Many of the young ones were quite restless and kept flapping their wings.

We got a glimpse of how important it was for the babies to hang on tight to mom. One of the large-billed crows was hanging out on the bamboo fences, looking down at the bats thoughtfully.

This crow's up to no good. (You can almost imagine a thought bubble above its head!)

Suddenly it dove in to the hole!  What was it up to?!?  It came up from the cave's interior and perched again on the bamboo fence, still looking at the bats.

On a second dive, it flew up to a mango tree carrying a baby bat! We could clearly see the baby bat flailing in the crow's beak. Eventually, the crow flew up to a higher branch and held down the bat with its claws. We could see it picking at the bat in its feet, but the large branch thankfully obscured the more gory details.

Oh no!  Poor little baby bat!
(bottom- Adri got a better view and photo compared to mine- top)

Our guide explained to us that this predation by crows was quite common!  Despite the grisly situation, it was pretty interesting that we were able to witness this "nature is red in tooth and claw" event. Other common predators were pythons (we didn't see any!) and rats (so that was what that fellow was up to!).

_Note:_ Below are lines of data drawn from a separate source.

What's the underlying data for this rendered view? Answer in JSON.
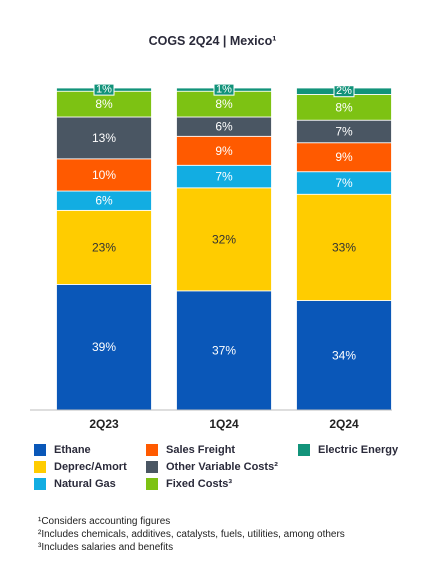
{
  "chart_data": {
    "type": "bar",
    "stacked": true,
    "title": "COGS 2Q24 | Mexico¹",
    "xlabel": "",
    "ylabel": "",
    "ylim": [
      0,
      100
    ],
    "categories": [
      "2Q23",
      "1Q24",
      "2Q24"
    ],
    "series": [
      {
        "name": "Ethane",
        "color": "#0a57b8",
        "label_color": "#ffffff",
        "values": [
          39,
          37,
          34
        ],
        "labels": [
          "39%",
          "37%",
          "34%"
        ]
      },
      {
        "name": "Deprec/Amort",
        "color": "#ffcc00",
        "label_color": "#333333",
        "values": [
          23,
          32,
          33
        ],
        "labels": [
          "23%",
          "32%",
          "33%"
        ]
      },
      {
        "name": "Natural Gas",
        "color": "#12ade2",
        "label_color": "#ffffff",
        "values": [
          6,
          7,
          7
        ],
        "labels": [
          "6%",
          "7%",
          "7%"
        ]
      },
      {
        "name": "Sales Freight",
        "color": "#ff5a00",
        "label_color": "#ffffff",
        "values": [
          10,
          9,
          9
        ],
        "labels": [
          "10%",
          "9%",
          "9%"
        ]
      },
      {
        "name": "Other Variable Costs²",
        "color": "#4a5663",
        "label_color": "#ffffff",
        "values": [
          13,
          6,
          7
        ],
        "labels": [
          "13%",
          "6%",
          "7%"
        ]
      },
      {
        "name": "Fixed Costs³",
        "color": "#7dc213",
        "label_color": "#ffffff",
        "values": [
          8,
          8,
          8
        ],
        "labels": [
          "8%",
          "8%",
          "8%"
        ]
      },
      {
        "name": "Electric Energy",
        "color": "#12937a",
        "label_color": "#ffffff",
        "values": [
          1,
          1,
          2
        ],
        "labels": [
          "1%",
          "1%",
          "2%"
        ]
      }
    ],
    "legend": {
      "position": "bottom",
      "rows": [
        [
          "Ethane",
          "Sales Freight",
          "Electric Energy"
        ],
        [
          "Deprec/Amort",
          "Other Variable Costs²"
        ],
        [
          "Natural Gas",
          "Fixed Costs³"
        ]
      ]
    },
    "footnotes": [
      "¹Considers accounting figures",
      "²Includes chemicals, additives, catalysts, fuels, utilities, among others",
      "³Includes salaries and benefits"
    ]
  }
}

As we took one last look at the bats, we noticed even more young bats in the colony.  They looked especially fragile now, after we had witnessed the violent demise of one them.  Still, our guide had mentioned that the population of this colony has increased significantly in the past few years. 

There were many more babies!

The Monfort Bat Colony made it to the Guiness Book of World Records in 2010 as the largest colony of Geoffroy's Rousettes Fruit Bats, and it had surprised scientists by having such a large number of pregnant bats even outside the known breeding season!  The protection given to these bats is in stark contrast to many other colonies which are often persecuted by hunting for food or harvesting of their guano. 

Bats are friends... not food!

It is great to see the efforts of the Monfort Bat Sanctuary to protect and promote this important species.  After all, fruit bats are important pollinators and seed dispersers. Where better to appreciate the Geoffroy's Rousettes than in a region known for tropical rainforests and fruit production (did I hear someone say durian?)!